A conflict-era 'bourgeois' teacher victim

Published On: August 15, 2016 02:30 AM NPT By: Devendra Basnet & Ganesh BK


DANG/RUKUM, Aug 15: He is paralysed on the left side of the body. He cannot walk without crutches. A scar on his head reminds him of the grim days of the Maoist insurgency. Kiran Yogi of Dang was harassed and thrashed by the Maoist rebels for being a 'bourgeois' teacher.

He was eventually abducted by a group of Maoist rebels on 21 August 2003 while taking classes at Nepal Rastriya Secondary School, Bardiya. A well-wisher of Nepali Congress, he was targeted by the Maoists for refusing to become a Maoist supporter. He was taken to a field near the school. “I was shot in the head by the Maoists,” he said. He was in a coma for 23 days and did recovered later. But doctors could not remove the bullet lodged in his head and this has left him paralyzed.

Later, the government removed him from his teaching job. He becomes emotional while talking about it. "Why was I removed from my job? I ask all government agencies but they do not answer," he shared.

“We cannot continue with a disabled person like you in the job, we cannot ensure security,” he recalls Chief District Officer Narendra Dahal as saying.

First he was victimized by the Maoists and then by the state.

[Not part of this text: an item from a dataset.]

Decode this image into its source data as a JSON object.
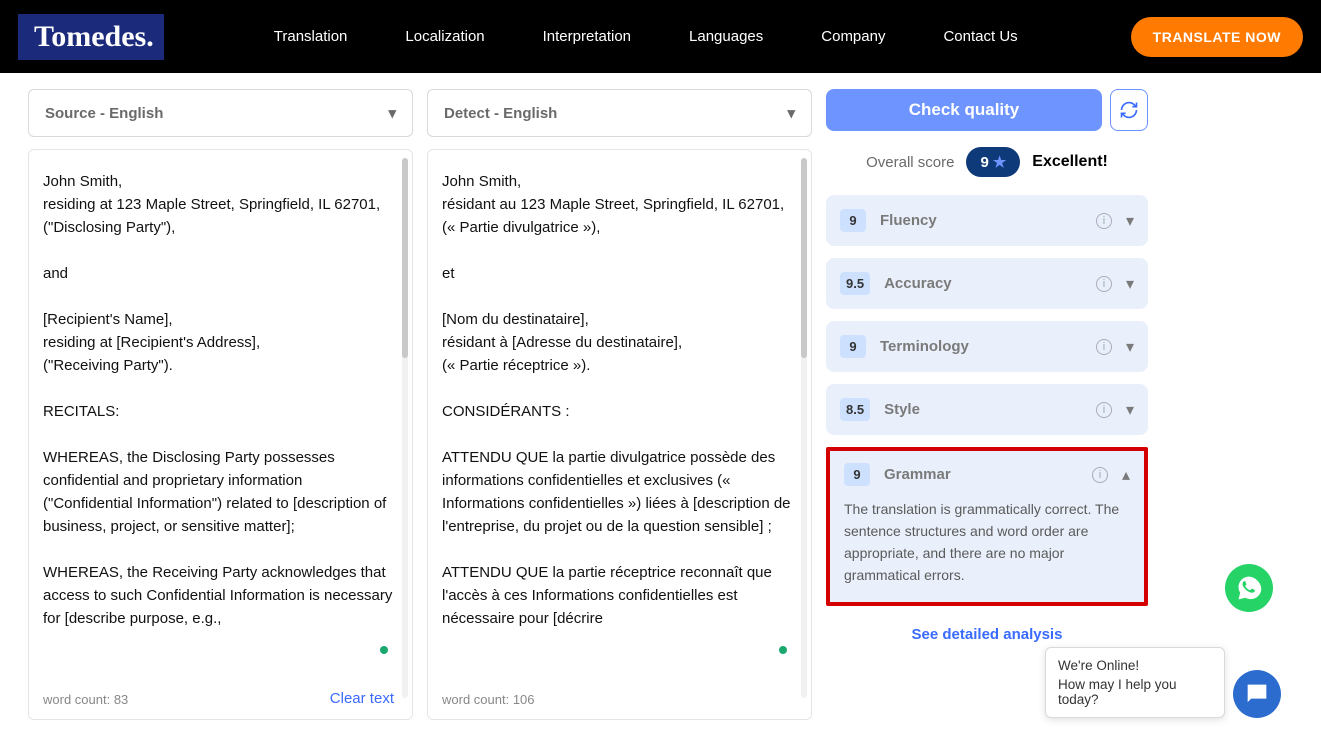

After the Maoists confiscated all his property, he became displaced from Bardiya and started living in Dang with in-laws.

 Dav Prasad Budha of Rangkot, Rolpa was also forced to abandon his home and property. “We used to receive death threats from the Maoists,” he said adding, “We used to give 25-50 percent of our salaries to Maoist cadres.” Later, they started receiving threats from the state as well for giving money to the Maoists, he said. After coming under massive pressure from both sides, he quit his job and moved to Dang. He has never gone back to Rolpa.

The plight of Nara Jeet Basnet of Pipal-3, Rukum is a bid different. The Maoist rebels chopped off his left hand on February 25, 1996, accusing him to be supporting the Nepali Congress.Then Maoists dubbed him a 'bourgeois' teacher, and any treatment meted out to a 'bourgeois' was fair treatment, he said.

 Teachers were targeted by both sides. “We were equally terrorized by both the state and the rebels,” Sherbeer Dahal, a teacher in Rukum, said. As many as 23 teachers were forced to quit their jobs and nine of them were killed. The number of conflict-victim teachers in the country is more than 300.